「平等」概念は有用だろうか?一律にどの社会にも妥当する平等基準なんてあるのか?そんな懐疑が存する今日、ウォルツァーは各社会の伝統や多様性に配慮しつつ、多様な平等の基準を導くための理論を作り上げました。次の通りです。
不平等とは不当な支配であって、不当な支配は、ある社会がある財に対して考える配分の仕方(ex高等教育という財は能力に応じて配分されるべき=正義の領域)を侵害するところに存在する(ex高等教育が金持ちに独占される=金という財が、能力に応じて配分されるべき高等教育の配分を歪めている=正義領域の侵犯。この時「金」が不正に「教育」に「転換」すると呼び、「金」のような財を「優越財」とウォルツァーは呼んでいます)から、この正義領域の侵犯(優越)をなくすことが!不当な支配をなくし、平等を実現するとしています。

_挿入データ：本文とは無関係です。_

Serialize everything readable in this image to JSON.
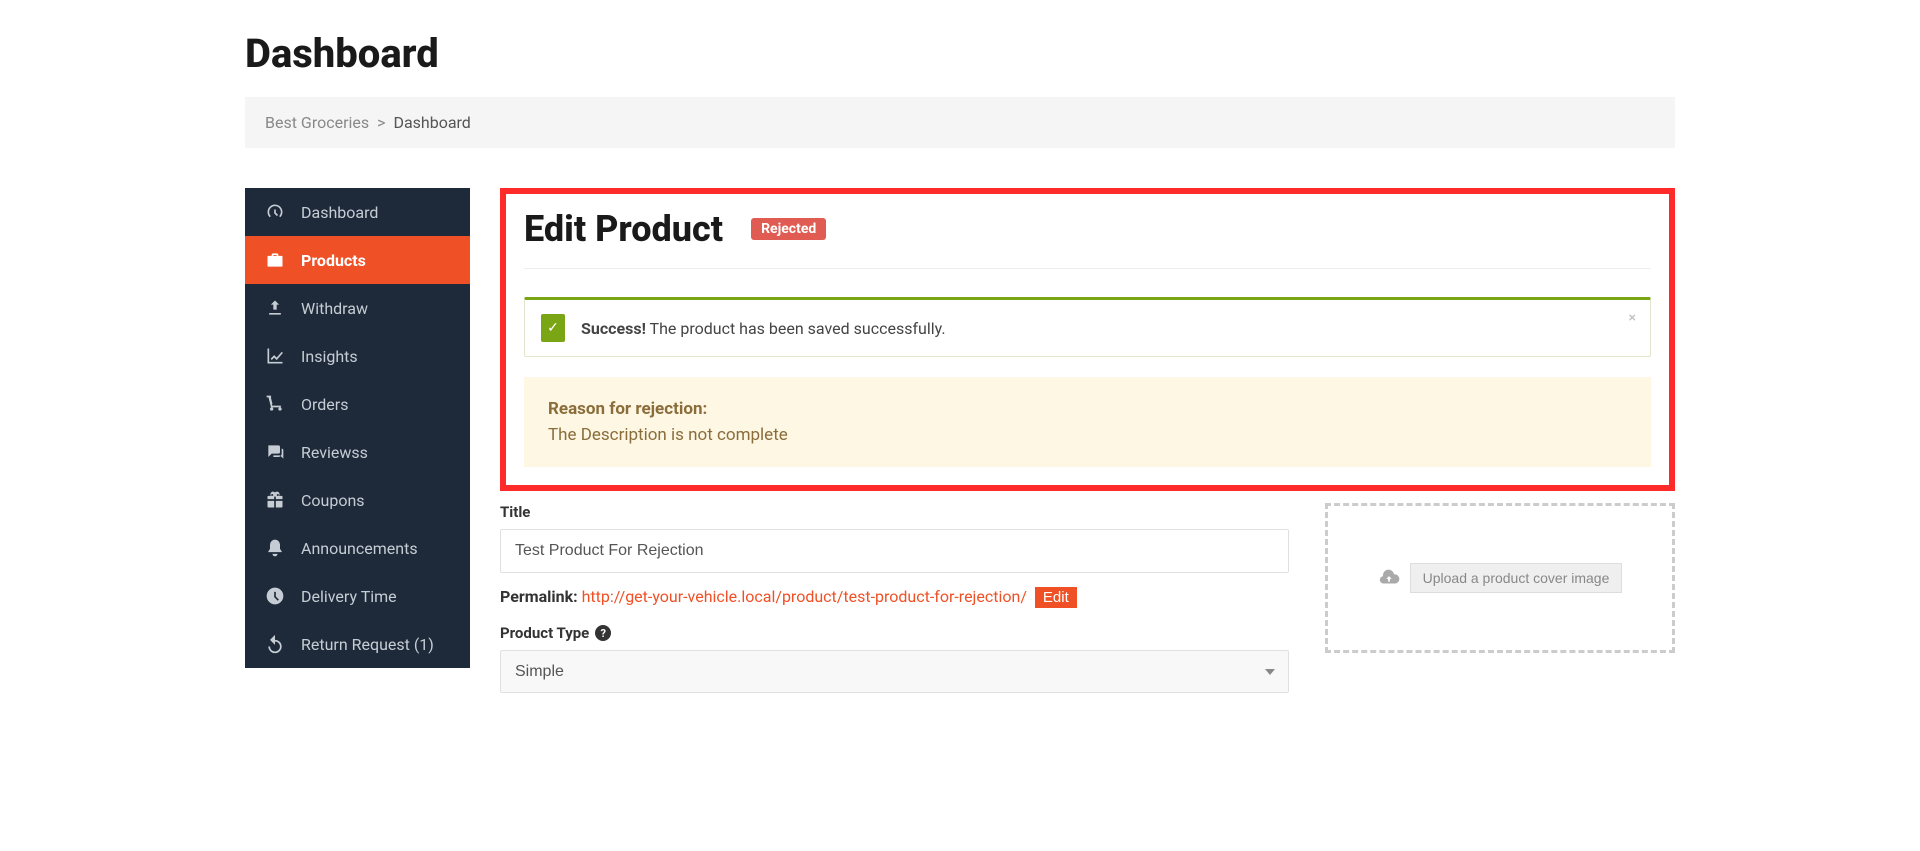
{
  "page": {
    "title": "Dashboard"
  },
  "breadcrumb": {
    "store": "Best Groceries",
    "separator": ">",
    "current": "Dashboard"
  },
  "sidebar": {
    "items": [
      {
        "label": "Dashboard"
      },
      {
        "label": "Products"
      },
      {
        "label": "Withdraw"
      },
      {
        "label": "Insights"
      },
      {
        "label": "Orders"
      },
      {
        "label": "Reviewss"
      },
      {
        "label": "Coupons"
      },
      {
        "label": "Announcements"
      },
      {
        "label": "Delivery Time"
      },
      {
        "label": "Return Request (1)"
      }
    ]
  },
  "edit": {
    "heading": "Edit Product",
    "status_badge": "Rejected"
  },
  "alerts": {
    "success_strong": "Success!",
    "success_message": " The product has been saved successfully.",
    "reason_title": "Reason for rejection:",
    "reason_body": "The Description is not complete"
  },
  "form": {
    "title_label": "Title",
    "title_value": "Test Product For Rejection",
    "permalink_label": "Permalink:",
    "permalink_url": "http://get-your-vehicle.local/product/test-product-for-rejection/",
    "permalink_edit": "Edit",
    "product_type_label": "Product Type",
    "product_type_value": "Simple",
    "upload_label": "Upload a product cover image"
  }
}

そして、ある社会がある財に対して考える、あるべき配分の仕方を正当視するため、各社会の伝統や多様性を尊重することにもなります。
ただ、①ある社会がある財に対して考える配分の仕方自体が争われている場合にどうするのか②生まれついた身分によって財配分の不均衡が生じている場合に、それを社会が承認している場合(カースト制度とか)には、これを覆そうとする少数者はかえってこの理論では不正者になってしまう③そもそもどうやって優越をなくすんだ?・・・等の素朴な疑問が生まれました。
それでも平等について新しい発想を盛り込んでおり、視野を広げたいならばお勧めします。
訳は日本語としておかしい箇所もあり、英語の得意な人は原著を読んだほうが良いと思われます。